Voces ciudadanas en vísperas del nuevo milenio

La ciudadanía es ejercicio de poder. Pero una ciudadanía sin voz, sin opinión, sin medios de comunicación propios, es una ciudadanía debilitada. El nuevo milenio será viejo si esta situación, que representa una grave violación de los derechos humanos no cambia en América Latina.

José Ignacio López Vigil

Cuando inauguramos Radio Enriquillo, en el Suroeste de República Dominicana, queríamos abrir sus micrófonos a todas las voces. Queríamos experimentar, desde el primer día de transmisiones, la participación directa de la audiencia.

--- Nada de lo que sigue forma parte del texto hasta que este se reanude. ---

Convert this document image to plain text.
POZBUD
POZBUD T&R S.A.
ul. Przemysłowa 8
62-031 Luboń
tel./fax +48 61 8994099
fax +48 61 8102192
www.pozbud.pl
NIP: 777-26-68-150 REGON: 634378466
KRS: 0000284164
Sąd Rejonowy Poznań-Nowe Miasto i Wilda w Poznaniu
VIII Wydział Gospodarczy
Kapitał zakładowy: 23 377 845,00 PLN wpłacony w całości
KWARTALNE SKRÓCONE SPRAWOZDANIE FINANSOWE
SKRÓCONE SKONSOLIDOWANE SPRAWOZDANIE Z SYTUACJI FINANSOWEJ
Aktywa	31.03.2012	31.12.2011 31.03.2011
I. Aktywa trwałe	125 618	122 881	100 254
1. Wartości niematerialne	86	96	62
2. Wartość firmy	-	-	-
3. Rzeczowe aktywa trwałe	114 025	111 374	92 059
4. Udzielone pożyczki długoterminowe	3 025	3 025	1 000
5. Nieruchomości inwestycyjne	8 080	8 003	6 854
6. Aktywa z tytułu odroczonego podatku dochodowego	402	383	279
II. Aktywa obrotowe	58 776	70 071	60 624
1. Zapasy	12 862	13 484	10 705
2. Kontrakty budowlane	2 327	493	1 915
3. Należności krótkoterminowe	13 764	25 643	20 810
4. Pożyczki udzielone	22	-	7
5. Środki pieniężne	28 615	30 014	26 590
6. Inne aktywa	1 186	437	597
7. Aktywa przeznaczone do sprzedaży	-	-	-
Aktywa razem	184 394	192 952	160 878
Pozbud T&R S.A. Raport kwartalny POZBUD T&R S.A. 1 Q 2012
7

En aquel 1977, contando con muy poco personal en la emisora, todos hacíamos de todo. Yo estaba como jefe de programación y como entrevistador callejero. Ya había sacado al aire las palabras de niños y viejos, las opiniones de líderes campesinos y jóvenes desempleados, las protestas de las mujeres del mercado y las oraciones de los cristianos desde sus mismas iglesias.
Faltaban los haitianos. Cada año, atraviesan la frontera dominicana cientos y miles de cortadores de caña de azúcar que vienen a ganarse unos pesos en los meses de la zafra. Muchos de ellos se instalan, con mujer y muchachitos, en los bateyes del ingenio, pobres campamentos donde logran vivir -mejor dicho, sobrevivir- con los exiguos jornales que reciben al caer el sol, después de un trabajo extenuante.

Un silencio muy antiguo

Una tarde, fui con la unidad móvil al batey que quedaba más cercano. Me rodearon los cortadores de caña, bien sudados, todavía con los machetes en mano, con sus ca- ras de asombro, descendientes directos de aquellos negros arrancados de África y esclavizados en América.

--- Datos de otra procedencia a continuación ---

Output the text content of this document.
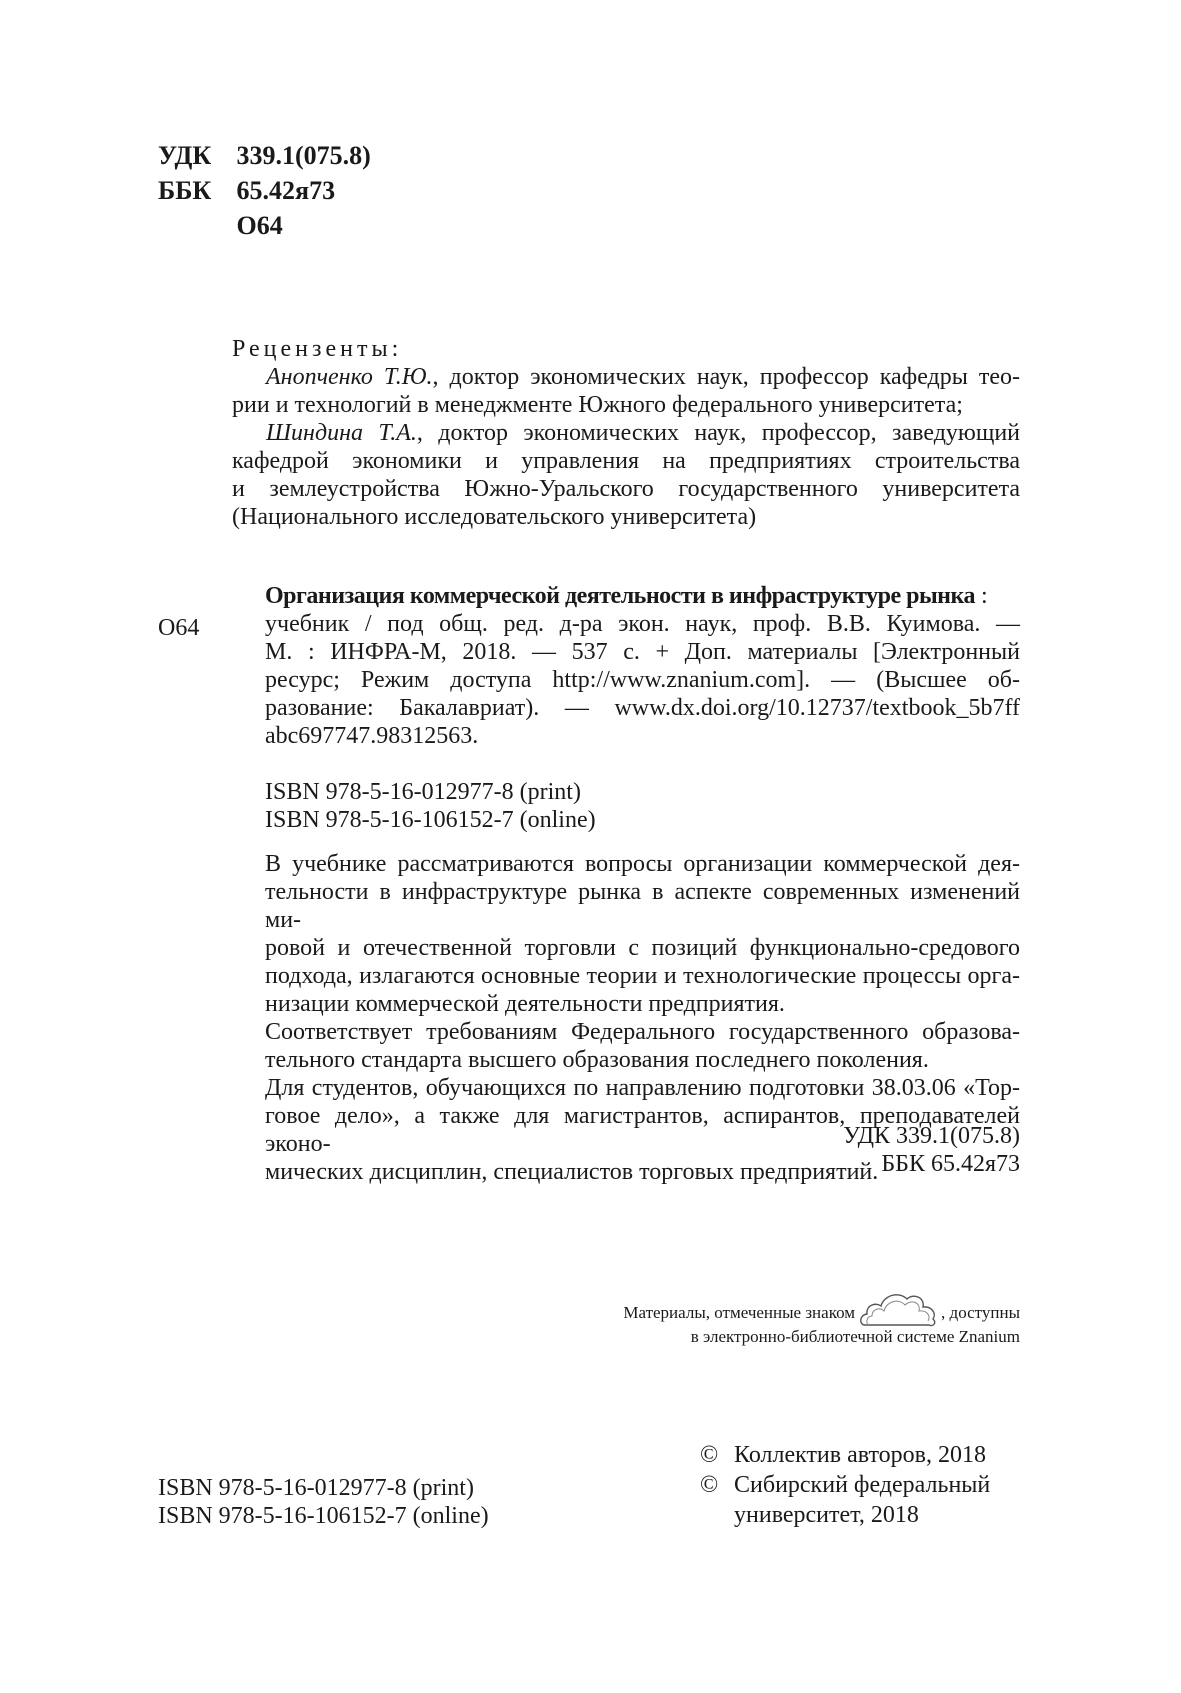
УДК 339.1(075.8)
ББК 65.42я73
О64
Рецензенты:
Анопченко Т.Ю., доктор экономических наук, профессор кафедры тео-
рии и технологий в менеджменте Южного федерального университета;
Шиндина Т.А., доктор экономических наук, профессор, заведующий
кафедрой экономики и управления на предприятиях строительства
и землеустройства Южно-Уральского государственного университета
(Национального исследовательского университета)
О64
Организация коммерческой деятельности в инфраструктуре рынка :
учебник / под общ. ред. д-ра экон. наук, проф. В.В. Куимова. —
М. : ИНФРА-М, 2018. — 537 с. + Доп. материалы [Электронный
ресурс; Режим доступа http://www.znanium.com]. — (Высшее об-
разование: Бакалавриат). — www.dx.doi.org/10.12737/textbook_5b7ff
abc697747.98312563.
ISBN 978-5-16-012977-8 (print)
ISBN 978-5-16-106152-7 (online)
В учебнике рассматриваются вопросы организации коммерческой дея-
тельности в инфраструктуре рынка в аспекте современных изменений ми-
ровой и отечественной торговли с позиций функционально-средового
подхода, излагаются основные теории и технологические процессы орга-
низации коммерческой деятельности предприятия.
Соответствует требованиям Федерального государственного образова-
тельного стандарта высшего образования последнего поколения.
Для студентов, обучающихся по направлению подготовки 38.03.06 «Тор-
говое дело», а также для магистрантов, аспирантов, преподавателей эконо-
мических дисциплин, специалистов торговых предприятий.
УДК 339.1(075.8)
ББК 65.42я73
Материалы, отмеченные знаком	, доступны
в электронно-библиотечной системе Znanium
ISBN 978-5-16-012977-8 (print)
ISBN 978-5-16-106152-7 (online)
© Коллектив авторов, 2018
© Сибирский федеральный
университет, 2018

-¿Cuánto les pagan, cuánto les estafan al pesar los trozos de caña?
Yo preguntaba, y ellos, con su mal español y sus palabras prestadas del creole, iban explicando las difíciles condiciones en que vivían.

-¿Y ustedes qué opinan de todo esto, eh?
Quise atravesar el círculo de hombres y acercar los micrófonos a las mujeres que, con sus niños a horcajadas en la cintura, permanecían detrás de ellos, silenciosas. Pero salieron corriendo, atropelladamente, con risas nerviosas y tapándose la cara.
-No se vayan, esperen...

-Déjelas, señor periodista -me indicó uno de los braceros-. Ésas no tienen nada en la cabeza. Ésas sólo son buenas para parir.
Pero yo seguía, tercamente, tratando de recoger algún testimonio de aquellas mujeres negras. Me acerqué a una que quedó rezagada, con cuatro hijos pequeños, barrigones y desnudos, agarrándose a su falda.
-¡El diablo, mija, corre! -gritó una vieja desde la destartalada casucha hacia donde se dirigía la asustada mujer.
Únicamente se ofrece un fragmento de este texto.